Although this appears to be working fine at first glance, because pcntl_exec runs in the same process we do not notice that things are terribly wrong. If you wanted to spawn a new process and letting the old one die instead, which is a perfectly viable alternative see next post, you will notice 2 processes are started each iteration, because we trigger a PHP NOTICE and an ERROR due to a common oversight. Which of course can easily be rectified by ensuring we die() or exit() after the call to pcntl_exec in the error handler, otherwise PHP assumes tolerance were accepted and continues.

The point I am trying to make is that even if you are able to relaunch a script that failed this is not an excuse to allow broken code. Although there may exist viable use cases for this practice, I strongly disagree that restart on failure should be employed as a solution for scripts failing due to errors! As we can see from these examples there is no way of knowing exactly where it failed so we cant be sure where it will start from again. Going for the "quick fix" solution which could appear to be working fine may have more problems now then before.

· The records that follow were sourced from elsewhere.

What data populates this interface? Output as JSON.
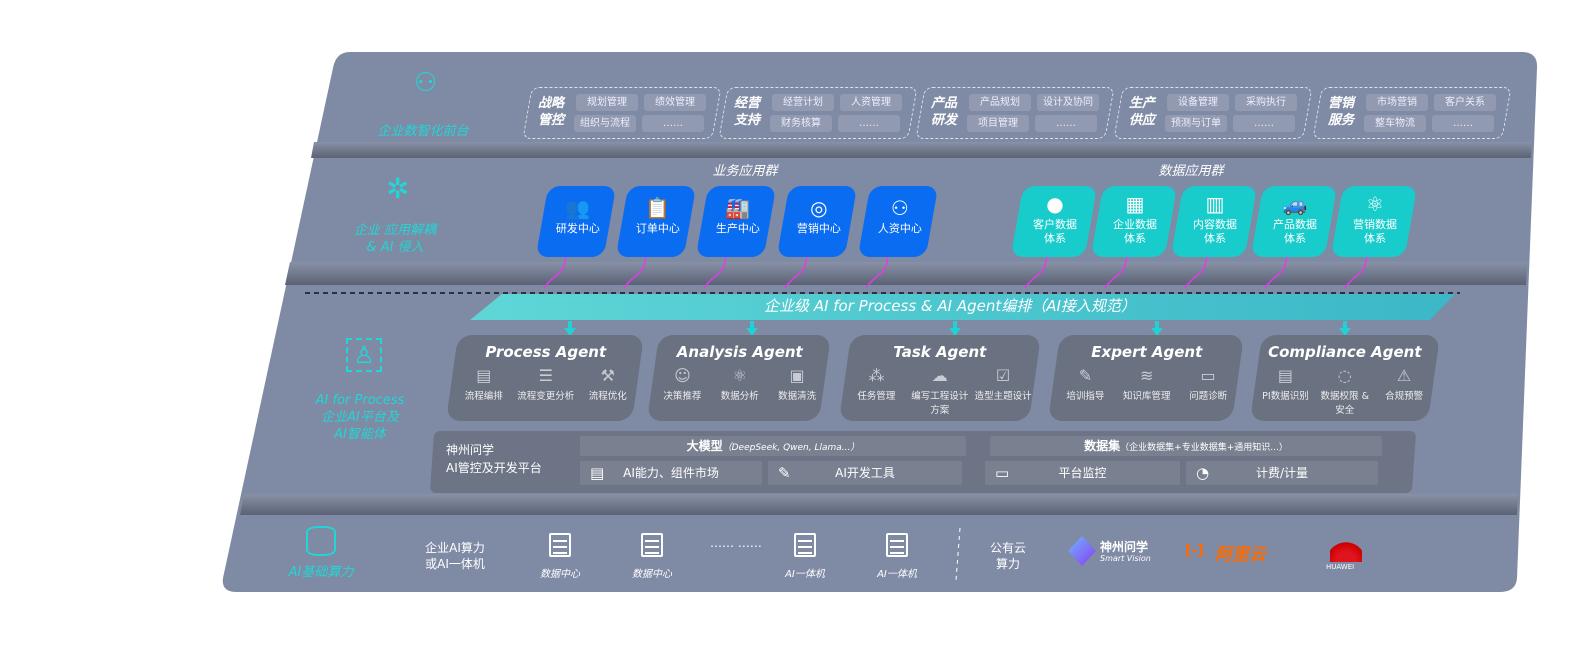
{
  "layers": {
    "front": {
      "label": "企业数智化前台",
      "icon": "brain-icon",
      "groups": [
        {
          "title": [
            "战略",
            "管控"
          ],
          "items": [
            "规划管理",
            "绩效管理",
            "组织与流程",
            "……"
          ]
        },
        {
          "title": [
            "经营",
            "支持"
          ],
          "items": [
            "经营计划",
            "人资管理",
            "财务核算",
            "……"
          ]
        },
        {
          "title": [
            "产品",
            "研发"
          ],
          "items": [
            "产品规划",
            "设计及协同",
            "项目管理",
            "……"
          ]
        },
        {
          "title": [
            "生产",
            "供应"
          ],
          "items": [
            "设备管理",
            "采购执行",
            "预测与订单",
            "……"
          ]
        },
        {
          "title": [
            "营销",
            "服务"
          ],
          "items": [
            "市场营销",
            "客户关系",
            "整车物流",
            "……"
          ]
        }
      ]
    },
    "apps": {
      "label": [
        "企业 应用解耦",
        "& AI 侵入"
      ],
      "icon": "molecule-icon",
      "business_title": "业务应用群",
      "business": [
        {
          "label": "研发中心",
          "icon": "users-icon"
        },
        {
          "label": "订单中心",
          "icon": "clipboard-icon"
        },
        {
          "label": "生产中心",
          "icon": "factory-icon"
        },
        {
          "label": "营销中心",
          "icon": "target-icon"
        },
        {
          "label": "人资中心",
          "icon": "person-icon"
        }
      ],
      "data_title": "数据应用群",
      "data": [
        {
          "label": [
            "客户数据",
            "体系"
          ],
          "icon": "user-icon"
        },
        {
          "label": [
            "企业数据",
            "体系"
          ],
          "icon": "building-icon"
        },
        {
          "label": [
            "内容数据",
            "体系"
          ],
          "icon": "books-icon"
        },
        {
          "label": [
            "产品数据",
            "体系"
          ],
          "icon": "car-icon"
        },
        {
          "label": [
            "营销数据",
            "体系"
          ],
          "icon": "atom-icon"
        }
      ],
      "colors": {
        "business": "#0a6cf0",
        "data": "#18cccb",
        "arrow": "#e03de8"
      }
    },
    "ai": {
      "label": [
        "AI for Process",
        "企业AI平台及",
        "AI智能体"
      ],
      "icon": "face-scan-icon",
      "banner": "企业级 AI for Process & AI Agent编排（AI接入规范）",
      "agents": [
        {
          "title": "Process Agent",
          "items": [
            [
              "流程编排",
              "chart-icon"
            ],
            [
              "流程变更分析",
              "list-icon"
            ],
            [
              "流程优化",
              "tools-icon"
            ]
          ]
        },
        {
          "title": "Analysis Agent",
          "items": [
            [
              "决策推荐",
              "head-icon"
            ],
            [
              "数据分析",
              "atom-icon"
            ],
            [
              "数据清洗",
              "doc-icon"
            ]
          ]
        },
        {
          "title": "Task Agent",
          "items": [
            [
              "任务管理",
              "network-icon"
            ],
            [
              "编写工程设计方案",
              "cloud-icon"
            ],
            [
              "造型主题设计",
              "checklist-icon"
            ]
          ]
        },
        {
          "title": "Expert Agent",
          "items": [
            [
              "培训指导",
              "wand-icon"
            ],
            [
              "知识库管理",
              "layers-icon"
            ],
            [
              "问题诊断",
              "monitor-icon"
            ]
          ]
        },
        {
          "title": "Compliance Agent",
          "items": [
            [
              "PI数据识别",
              "id-card-icon"
            ],
            [
              "数据权限 & 安全",
              "shield-icon"
            ],
            [
              "合规预警",
              "alert-icon"
            ]
          ]
        }
      ],
      "platform": {
        "label": [
          "神州问学",
          "AI管控及开发平台"
        ],
        "model_title": "大模型",
        "model_note": "（DeepSeek, Qwen, Llama...）",
        "dataset_title": "数据集",
        "dataset_note": "（企业数据集+专业数据集+通用知识...）",
        "tools": [
          {
            "label": "AI能力、组件市场",
            "icon": "market-icon"
          },
          {
            "label": "AI开发工具",
            "icon": "dev-tool-icon"
          },
          {
            "label": "平台监控",
            "icon": "monitor-icon"
          },
          {
            "label": "计费/计量",
            "icon": "gauge-icon"
          }
        ]
      }
    },
    "infra": {
      "label": "AI基础算力",
      "icon": "database-icon",
      "private_label": [
        "企业AI算力",
        "或AI一体机"
      ],
      "servers": [
        "数据中心",
        "数据中心",
        "AI一体机",
        "AI一体机"
      ],
      "ellipsis": "…… ……",
      "public_label": [
        "公有云",
        "算力"
      ],
      "vendors": [
        {
          "name": "神州问学",
          "sub": "Smart Vision"
        },
        {
          "name": "阿里云",
          "color": "#ff6a00"
        },
        {
          "name": "HUAWEI",
          "color": "#e0141e"
        }
      ]
    }
  }
}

I would instead prefer to see the defect addressed with some proper unit tests which will help flush out the culprit so we may rectify the problem. If PHP runs out of memory it can be avoided through conservative use of resources by unsetting the variables after use. (btw. you will find assigning null is much quicker than using unset for the same result) I am afraid though, if left unresolved, restarting would most definitely serve as suitable opener to the can of worms you already have.